The most common use is using regular expressions. The construction below will search for "pattern" on each line.

$ awk ' /pattern/ {action} ' file1 file2 ... fileN

What about patter matching only particular field? Here is an example of such matching criterium that targets only the first field/column.

$ awk ' $1 ~ /pattern/ {action} ' file1 file2 ... fileN

The ! will negate the result.

$ awk ' ! /pattern/ {action} ' file1 file2 ... fileN

One can match exact text of a field. Matching is case sensitive.

$ awk ' $1 == "text" {action} ' file1 file2 ... fileN

Here is an example of of arithmetic comparison for different fields. In this example the script will match lines with value in the first field larger than 10 AND the second smaller that 7. && is the logical AND, || is for OR.

$ awk ' $1 > 10  &&  $2 < 7 {action} ' file1 file2 ... fileN

You can compare between different fields as well...

$ awk ' ($1+$2 > 10)  &&  ($3 < $4) {action} ' file1 file2 ... fileN

There are two reserved keywords: BEGIN and END. Here is how it works.

$ awk ' BEGIN {action_B}  /pattern/ {action}   END {action_E}' file

BEGIN block gives you the opportunity to do something before you even start reading the file {action_B}. This is perfect for variable initialization or gathering data from another files that is needed for the current script.

Then, awk will run {action} for each line that matches /pattern/.

At the END awk will run {action_E}. Perfect to print the collected data.

Here is a summary of the awk workflow logic.

  $ awk ' BEGIN {action_B}     
         /pattern1/ {action1} 
         /pattern2/ {action2} 
         END {action_E}       
   ' file1 file2 ... fileN
Exercises
  • Can you add a header # metal | weight in ounces | date minted | country of origin | description for the output of the coins older than 1986? Use this shorter # header in the beginning, until you get it working.
  • What will happen if you do not provide file as input to the above exercise?

And here is the teaser ;-). Perhaps I am not very familiar with grep but here is a simple example that is rather tricky to do with grep.

1 2 4 3 5 6
5 3 5 6 8 2
4 3 1 5 7 8
2 5 6 1 9 0
1 4 5 6 7 8

Remove all lines that contain "2" and "3" in any order. These lines are 1 and 2.

Possible way to do it:

$ grep -v "2.*3\|3.*2" numbers.dat

which will grep for the two possible combinations when "2" is before "3" and the opposite case. This works but already presents us with the problem. What happens if we search for more than two matches?

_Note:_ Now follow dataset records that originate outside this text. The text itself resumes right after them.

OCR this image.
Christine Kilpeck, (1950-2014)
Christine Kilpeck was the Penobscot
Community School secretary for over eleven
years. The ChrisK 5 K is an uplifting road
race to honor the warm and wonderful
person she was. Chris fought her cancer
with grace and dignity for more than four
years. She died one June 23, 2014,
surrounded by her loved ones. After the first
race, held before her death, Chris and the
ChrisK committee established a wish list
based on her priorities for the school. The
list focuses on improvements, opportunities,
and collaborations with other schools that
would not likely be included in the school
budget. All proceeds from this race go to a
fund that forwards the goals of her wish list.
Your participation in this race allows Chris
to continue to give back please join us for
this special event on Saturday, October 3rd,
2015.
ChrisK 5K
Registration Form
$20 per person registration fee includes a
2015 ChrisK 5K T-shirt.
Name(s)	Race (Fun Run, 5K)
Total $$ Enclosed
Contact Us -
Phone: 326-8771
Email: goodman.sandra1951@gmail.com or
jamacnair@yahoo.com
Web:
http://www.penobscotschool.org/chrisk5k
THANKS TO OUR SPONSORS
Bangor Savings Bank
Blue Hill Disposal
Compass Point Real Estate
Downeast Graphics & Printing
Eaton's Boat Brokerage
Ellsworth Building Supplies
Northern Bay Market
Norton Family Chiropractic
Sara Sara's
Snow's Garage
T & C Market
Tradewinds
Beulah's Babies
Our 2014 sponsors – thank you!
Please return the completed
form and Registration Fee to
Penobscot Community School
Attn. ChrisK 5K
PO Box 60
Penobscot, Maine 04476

One neds to permutate all the possible configurations...

Here is how can be done with awk.

$ awk '!(/2/ && /3/) {print $0}' numbers.dat 

!(/2/ && /3/) let's decrypt the matching rule. && stands for "and" ! negates the logical result

(/2/ && /3/) matches any line that contains 2 and 3, then ! negates the result- line that does not contain them - if so, print them.

Awk has a bit more elaborate matching capabilities, not mentioning the ability of arithmetical operations in the matching criteria expressions.